Арвидас щелкнул плеткой в воздухе и, резко натянув поводья, поднял лошадь на дыбы. Толпа шарахнулась, уступая дорогу. Вилы одни за другими воткнулись в навоз. Напряженную тишину нарушало только неуважительное лошадиное фырканье.

— Что же, Гайгалас? Не пойму я, ради чего ты сюда своих ребят привел. Дело делать или с женщинами драться? — спросил Арвидас, молниеносно оценив положение.

— Помочь приехали. — Гайгалас потрогал распухшую щеку, по которой прошлась Мортина веревка. — А они, гады, видишь как помощников встречают.

— Вот, к примеру, надо же людей пообчистить, — вмешался Робинзон, смеясь рыжими щелками глаз. — У них навоз не простой, председатель. Потяни-ка носом, сударь. Чистым маслицем несет, как с маслобойни.

— Наверно, еще со сметоновских времен осталось, — откликнулся Кляме.

Подошел Лапинас.

— С этими… я не разговариваю. — Он презрительно кивнул головой на майронисских мужиков и демонстративно повернулся к ним спиной. — Но вы мне ответьте, председатель, чем наш двор провинился, что напустили эту банду дикарей? Есть порядок в нашем колхозе, или каждый, кому угодно, может грабить честного человека среди бела дня?

Гайгалас от души расхохотался.

— Дикари приехали тебе жиру поубавить, жиряк. Больно раздался на чужих хлебах, гадина.

— Замолчи, Гайгалас! — Арвидас подмигнул ему. — Ты, Лапинас, спрашиваешь, чем провинился твой двор? Что ж, двор как двор. Но его хозяин и правда никуда. Почему не выполняешь, что положено? Решение правления знаешь?

— Я? Не выполняю? Как у вас язык поворачивается? А кто первый в Лепгиряй вторую корову продал, пример показал? Правда, не своему колхозу, не так, как Раудоникис, зато первый. Первый! Это запомнить надо, товарищ Толейкис!

— Этим, брат, хвастаться нечего, — откликнулся из толпы Помидор. — Глядя на тебя, на дурня, и мы своих коров увели. А Римши, брат, смеются.

— Да не один Римша…

— Хватит! Мотеюс знает, что делает.

Все вдруг замолчали и вытянули шеи, увидев, что Арвидас соскочил с лошади и привязывает ее к изгороди рядом с Римшиной Безрогой, которую выгнал из хлева Робинзон.
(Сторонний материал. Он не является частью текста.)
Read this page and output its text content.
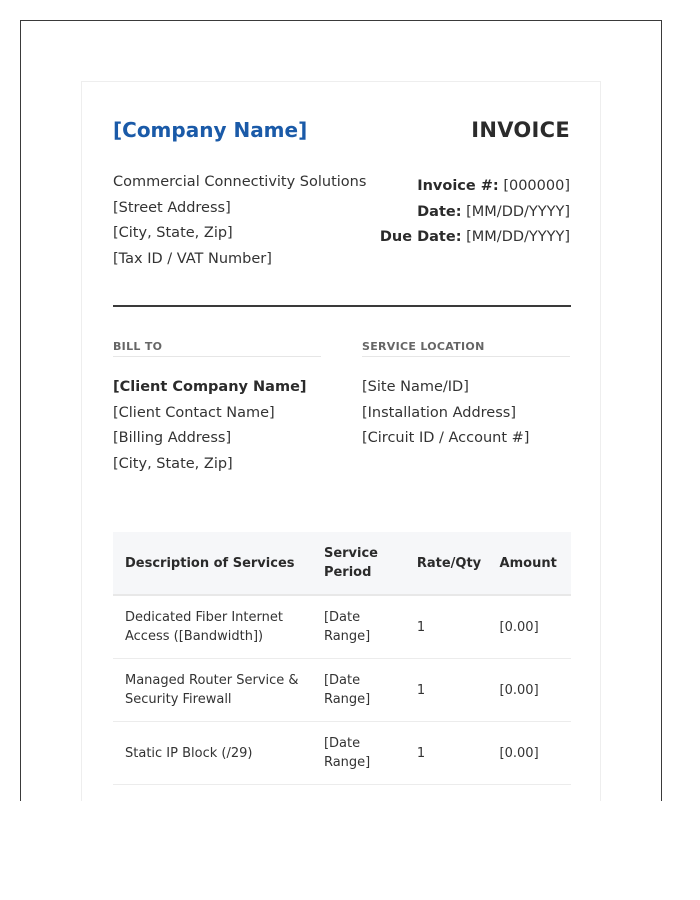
[Company Name]	INVOICE
Commercial Connectivity Solutions
[Street Address]
[City, State, Zip]
[Tax ID / VAT Number]
Invoice #: [000000]
Date: [MM/DD/YYYY]
Due Date: [MM/DD/YYYY]
BILL TO	SERVICE LOCATION
[Client Company Name]
[Client Contact Name]
[Billing Address]
[City, State, Zip]
[Site Name/ID]
[Installation Address]
[Circuit ID / Account #]
Description of Services	Service Period	Rate/Qty	Amount
Dedicated Fiber Internet Access ([Bandwidth])	[Date Range]	1	[0.00]
Managed Router Service & Security Firewall	[Date Range]	1	[0.00]
Static IP Block (/29)	[Date Range]	1	[0.00]
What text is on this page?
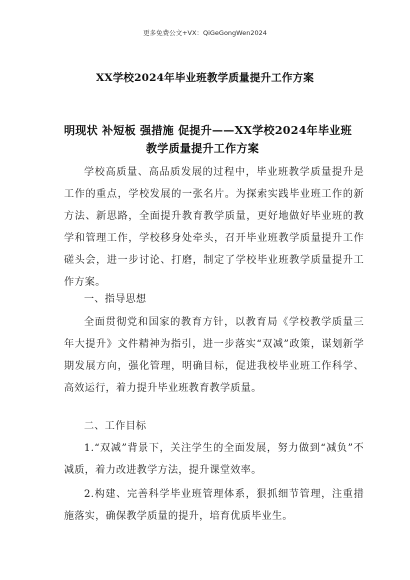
更多免费公文+VX：QiGeGongWen2024
XX学校2024年毕业班教学质量提升工作方案
明现状 补短板 强措施 促提升——XX学校2024年毕业班
教学质量提升工作方案
学校高质量、高品质发展的过程中，毕业班教学质量提升是工作的重点，学校发展的一张名片。为探索实践毕业班工作的新方法、新思路，全面提升教育教学质量，更好地做好毕业班的教学和管理工作，学校移身处牵头，召开毕业班教学质量提升工作磋头会，进一步讨论、打磨，制定了学校毕业班教学质量提升工作方案。
一、指导思想
全面贯彻党和国家的教育方针，以教育局《学校教学质量三年大提升》文件精神为指引，进一步落实“双减”政策，谋划新学期发展方向，强化管理，明确目标，促进我校毕业班工作科学、高效运行，着力提升毕业班教育教学质量。
二、工作目标
1.“双减”背景下，关注学生的全面发展，努力做到“减负”不减质，着力改进教学方法，提升课堂效率。
2.构建、完善科学毕业班管理体系，狠抓细节管理，注重措施落实，确保教学质量的提升，培育优质毕业生。
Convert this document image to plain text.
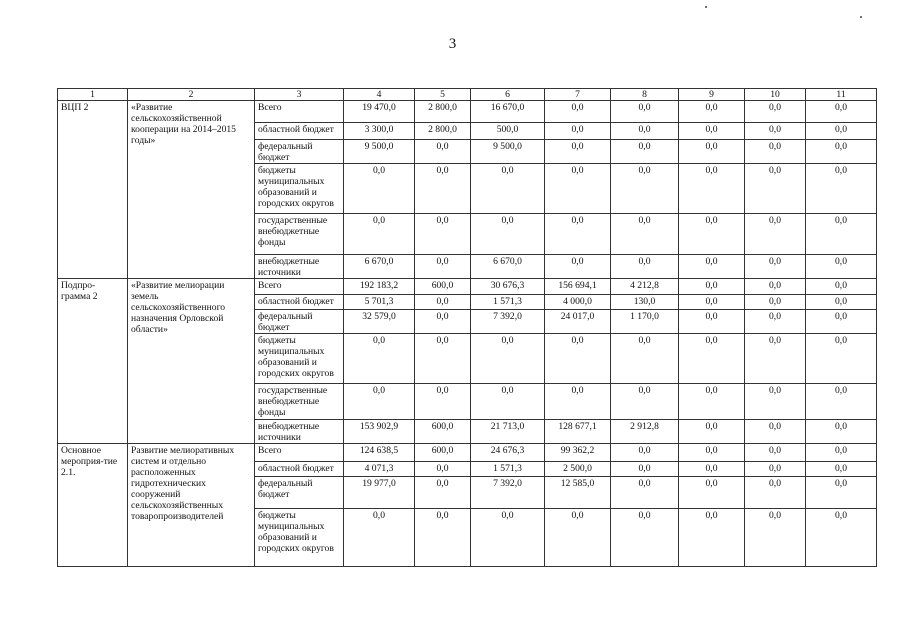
3
1	2	3	4	5	6	7	8	9	10	11
ВЦП 2	«Развитие сельскохозяйственной кооперации на 2014–2015 годы»	Всего	19 470,0	2 800,0	16 670,0	0,0	0,0	0,0	0,0	0,0
		областной бюджет	3 300,0	2 800,0	500,0	0,0	0,0	0,0	0,0	0,0
		федеральный бюджет	9 500,0	0,0	9 500,0	0,0	0,0	0,0	0,0	0,0
		бюджеты муниципальных образований и городских округов	0,0	0,0	0,0	0,0	0,0	0,0	0,0	0,0
		государственные внебюджетные фонды	0,0	0,0	0,0	0,0	0,0	0,0	0,0	0,0
		внебюджетные источники	6 670,0	0,0	6 670,0	0,0	0,0	0,0	0,0	0,0
Подпро-грамма 2	«Развитие мелиорации земель сельскохозяйственного назначения Орловской области»	Всего	192 183,2	600,0	30 676,3	156 694,1	4 212,8	0,0	0,0	0,0
		областной бюджет	5 701,3	0,0	1 571,3	4 000,0	130,0	0,0	0,0	0,0
		федеральный бюджет	32 579,0	0,0	7 392,0	24 017,0	1 170,0	0,0	0,0	0,0
		бюджеты муниципальных образований и городских округов	0,0	0,0	0,0	0,0	0,0	0,0	0,0	0,0
		государственные внебюджетные фонды	0,0	0,0	0,0	0,0	0,0	0,0	0,0	0,0
		внебюджетные источники	153 902,9	600,0	21 713,0	128 677,1	2 912,8	0,0	0,0	0,0
Основное мероприя-тие 2.1.	Развитие мелиоративных систем и отдельно расположенных гидротехнических сооружений сельскохозяйственных товаропроизводителей	Всего	124 638,5	600,0	24 676,3	99 362,2	0,0	0,0	0,0	0,0
		областной бюджет	4 071,3	0,0	1 571,3	2 500,0	0,0	0,0	0,0	0,0
		федеральный бюджет	19 977,0	0,0	7 392,0	12 585,0	0,0	0,0	0,0	0,0
		бюджеты муниципальных образований и городских округов	0,0	0,0	0,0	0,0	0,0	0,0	0,0	0,0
— Не знаю, как тебя понимать, Лапинас. Корову первый продал, а навозу давать не хочешь.

— Как так не хочу? Кто сказал? Правильно, из-за загородок не выбросил. Виноват. Но не потому, что жалко или еще чего. Подходу нет, Римшины загородки мешают. Вот откуда моя вина! А раз уж приехали — берите, вывозите. Милости просим. Я даже рад. Столько мужиков — на вилах да на вилочках и вынесете, не придется даже Лукасовых загородок ломать.

— Лапинаса дух святой просвятил! — подивился Гайгалас. У его товарищей тоже вытянулись лица. — Только что собаку науськивал, а нате вдруг — шелковый.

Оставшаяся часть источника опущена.